Rivers has given the team reason to be anything but confident this season as he has thrown 17 touchdown passes but also 15 interceptions. Most of those picks have come at crucial times as the team has been trying to rally for a last-minute win, almost like clockwork.
The Chargers were 12-4 last season and beat up on the same Baltimore Ravens team that has taken the league by storm this year in the Wild Card round of the playoffs. Now, the team is 4-8 and fans are talking about who to take in the first round of the draft rather than the playoffs.
Why has the team fallen so far as compared to last year? Injuries and the offensive line are usually the place where many fans want to place blame, but the poor, inconsistent play of the team’s long-time quarterback is the main reason this team won’t go to the postseason this year.
And that’s not easy to say.
Rivers has been one of the best players in franchise history and the best quarterback the team has ever had. He is the league’s active leader in consecutive starts and he wants to win it all as much as anyone. If he is your favorite NFL player ever, that’s not something to suddenly be ashamed of, it is something to be incredibly proud of.
But if this is how it ends, and it is sure starting to look like it could be, how will Rivers be remembered?
Will he be remembered for all those touchdown passes or all of the games he started in a row? In 20 years, will fans still recall the effort he played with, his passion for the game, his leadership and the way he could read a defense, or will they talk about how he puttered out in 2019 and never won a Super Bowl?
It’s the cruel reality of the NFL. If you never win the Super Bowl, they don’t want to talk about you with the greats. If you win a bunch of them, such as Tom Brady, they call you the best quarterback of all-time.
So, to ask the question again, which side of the fence will Rivers fall on?
He hasn’t won the Super Bowl and he’s not going to this year either, but there is almost no doubt that he gave everything he had to the effort to get that Lombardi Trophy, literally leaving it all on the field. Who knows, maybe if Marlon McCree doesn’t fumble in 2006 or he doesn’t play on a torn ACL in 2008 the lack of a Super Bowl win is a much different conversation.
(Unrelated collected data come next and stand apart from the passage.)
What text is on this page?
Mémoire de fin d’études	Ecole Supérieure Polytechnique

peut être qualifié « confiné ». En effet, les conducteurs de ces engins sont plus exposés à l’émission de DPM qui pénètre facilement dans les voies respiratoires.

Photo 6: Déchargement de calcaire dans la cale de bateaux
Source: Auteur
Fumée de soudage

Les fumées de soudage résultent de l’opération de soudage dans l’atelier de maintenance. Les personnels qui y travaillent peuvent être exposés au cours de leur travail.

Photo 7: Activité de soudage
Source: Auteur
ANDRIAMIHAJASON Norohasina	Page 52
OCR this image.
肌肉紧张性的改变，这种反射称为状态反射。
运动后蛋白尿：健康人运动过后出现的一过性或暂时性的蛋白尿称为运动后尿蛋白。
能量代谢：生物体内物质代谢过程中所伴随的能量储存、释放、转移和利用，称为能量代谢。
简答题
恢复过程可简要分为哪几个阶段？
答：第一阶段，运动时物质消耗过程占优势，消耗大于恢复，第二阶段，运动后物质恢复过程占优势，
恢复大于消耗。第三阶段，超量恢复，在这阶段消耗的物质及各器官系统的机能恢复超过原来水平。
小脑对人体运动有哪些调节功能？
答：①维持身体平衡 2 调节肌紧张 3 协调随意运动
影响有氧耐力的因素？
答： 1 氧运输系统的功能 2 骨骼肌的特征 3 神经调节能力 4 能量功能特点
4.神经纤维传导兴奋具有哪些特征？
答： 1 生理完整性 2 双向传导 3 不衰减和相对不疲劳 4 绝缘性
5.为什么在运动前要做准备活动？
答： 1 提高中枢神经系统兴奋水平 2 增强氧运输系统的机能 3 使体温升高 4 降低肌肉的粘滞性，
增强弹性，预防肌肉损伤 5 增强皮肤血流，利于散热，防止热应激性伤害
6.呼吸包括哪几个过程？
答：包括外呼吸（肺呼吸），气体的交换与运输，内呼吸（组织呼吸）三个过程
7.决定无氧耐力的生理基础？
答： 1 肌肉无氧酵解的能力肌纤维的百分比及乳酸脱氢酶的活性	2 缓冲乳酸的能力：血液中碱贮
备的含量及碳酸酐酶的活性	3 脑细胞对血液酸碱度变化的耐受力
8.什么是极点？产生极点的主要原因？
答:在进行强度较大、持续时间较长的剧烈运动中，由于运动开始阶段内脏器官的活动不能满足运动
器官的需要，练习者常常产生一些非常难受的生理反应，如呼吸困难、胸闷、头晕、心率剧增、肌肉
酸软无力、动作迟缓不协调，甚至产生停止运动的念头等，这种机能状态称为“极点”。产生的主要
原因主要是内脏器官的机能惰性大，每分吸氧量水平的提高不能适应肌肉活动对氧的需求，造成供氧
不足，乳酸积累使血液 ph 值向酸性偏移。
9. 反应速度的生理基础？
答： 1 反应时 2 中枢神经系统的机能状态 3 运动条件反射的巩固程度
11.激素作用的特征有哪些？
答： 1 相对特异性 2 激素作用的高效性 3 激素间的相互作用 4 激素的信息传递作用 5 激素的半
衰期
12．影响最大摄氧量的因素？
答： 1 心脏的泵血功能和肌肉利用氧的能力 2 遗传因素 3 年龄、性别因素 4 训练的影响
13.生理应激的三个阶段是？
Football is the ultimate team sport and Rivers has experienced a series of both highs and lows. But if he is going to be knocked for those lows, he has to be congratulated for the highs.
It’s easy to view this with the recency bias that he is failing miserably this season, but that doesn’t mean all of his accomplishments have been tarnished. It’s easy to say the Chargers would do this or do that with (insert another quarterback’s name here), but the team could have done a hell of a lot worse than having Rivers as its quarterback.
He has been everything the team could have ever hoped he would be. Let’s all keep that in mind as we clamor for the Tyrod Taylor era to begin.